Besides the young and hip are doing what they always do, find new areas to
make hip. I've been living in the East Bay for a decade now and I can't
believe that Oakland is the new hip spot in the Bay Area. Hope it does
something for my property values.

------
johnnymonster
Anyone can die at any moment and everything is gone doesn't that suck. You
can't control death and you can't control change! Life always moves on no
matter what you do. Thats why you have to enjoy the moments as they pass and
stop trying to keep them from passing, forcing them to stand still! Life would
be boring without new things happening. I know some people get stuck in their
ways and can't stand change, but I can't imagine that life is very fun or
enjoyable at all!

------
Apocryphon
This seems like a timely article: [http://www.latimes.com/news/local/la-me-
micro-apartments-201...](http://www.latimes.com/news/local/la-me-micro-
apartments-20120924,0,5210788.story)

------
mynameishere
A truly bizarre complaint. You could say something similar about Los Angeles,
and many other Californian cities, but opposite in every way.

------
DoogieF
This town is flavorless, There's many things that are great about it, but
there is simply no vibe...IMHO.

------
TheMagicHorsey
There's always at least one person whining about certain cosmetic
characteristics as though they are cultural treasures. Characteristics of
neighborhoods are always changing. In the past they changed over a generation,
now technology and a rapidly transforming economy create changes in decades
and half-decades. This isn't a bad thing.

All the little things the author opines romantically about are relatively
recent developments that were decried by earlier generations no doubt. OH
THESE FILTHY BUTCHERS HAVE DISPLACED THE PICTURESQUE HUNTSMAN AND HIS MEAT
CARRIAGE WHICH USED TO PLY THE STREETS OF MINE YOUTH. You see what I'm saying?

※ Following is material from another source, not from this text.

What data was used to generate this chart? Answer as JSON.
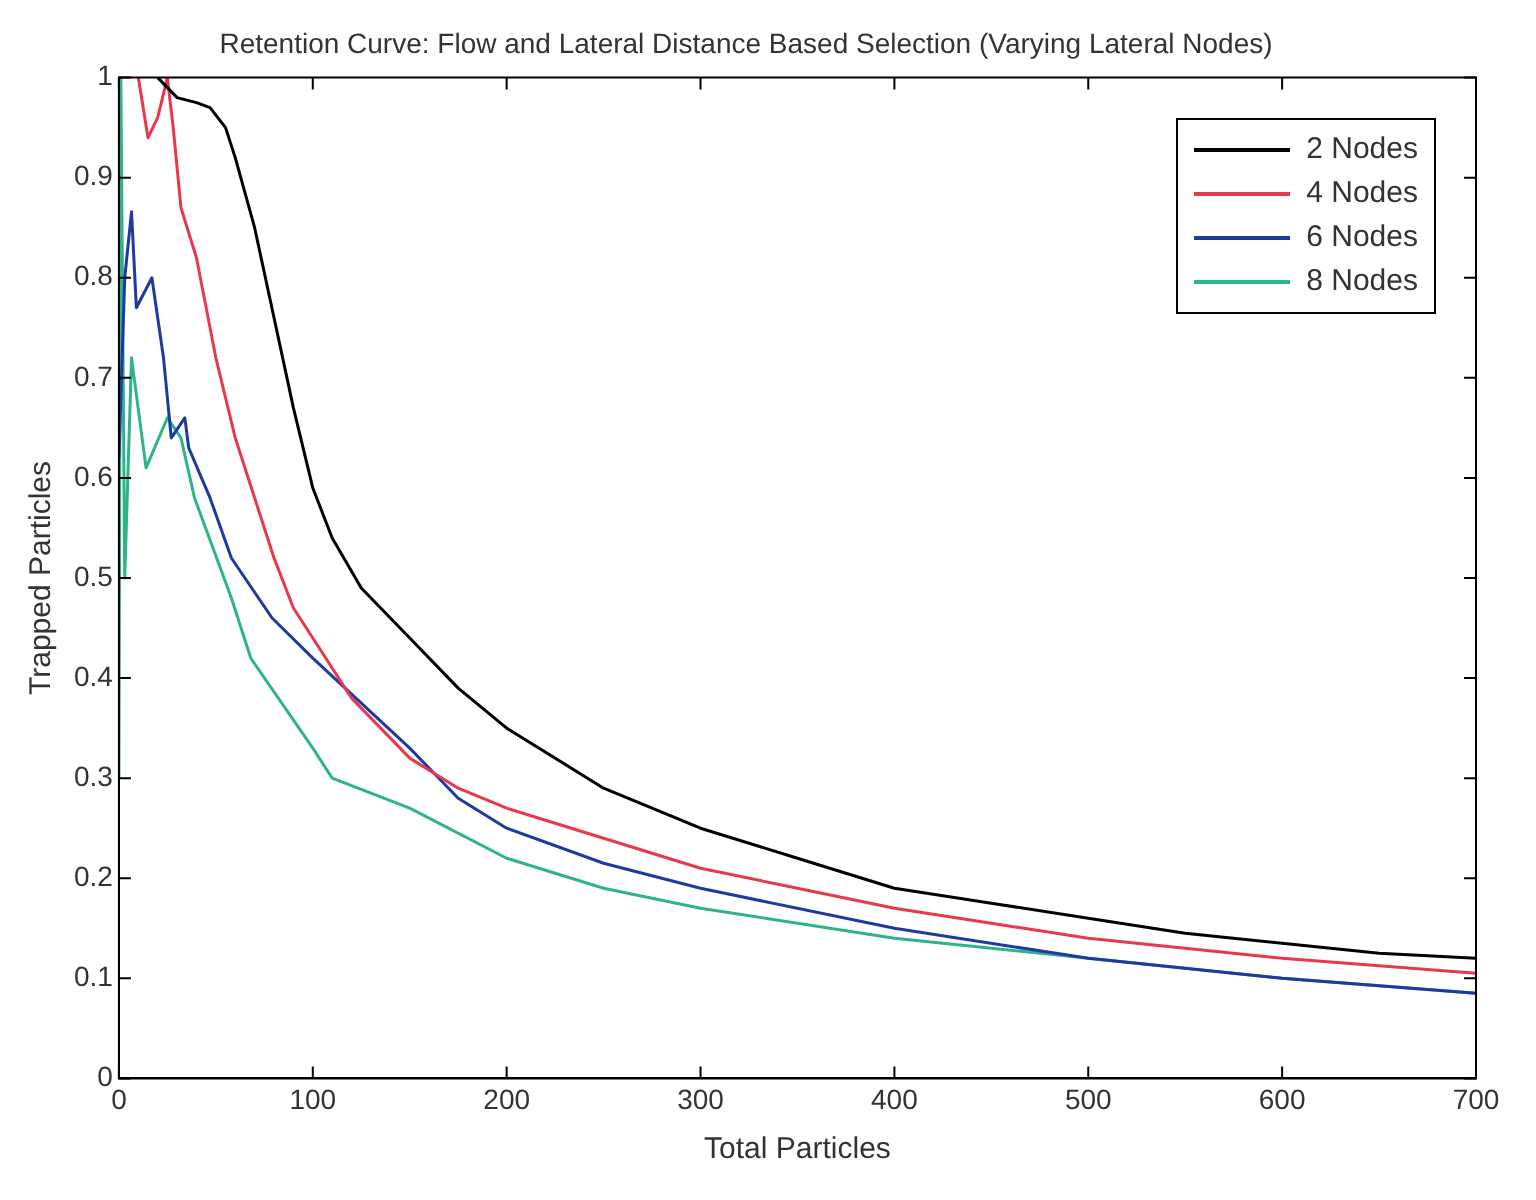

This woman has no idea. She's all shriveled up and unstuck in time. She can't
see things with a long lens. All she knows is that things she is comfortable
with are changing, and she doesn't want to learn to see something beautiful in
what is still to come. She wants everything to be frozen in crystal for all
time.

These people are spacewankers of the worst sort. Don't let the fact that they
are good at writing English seduce you to this stupid hipster way of thinking.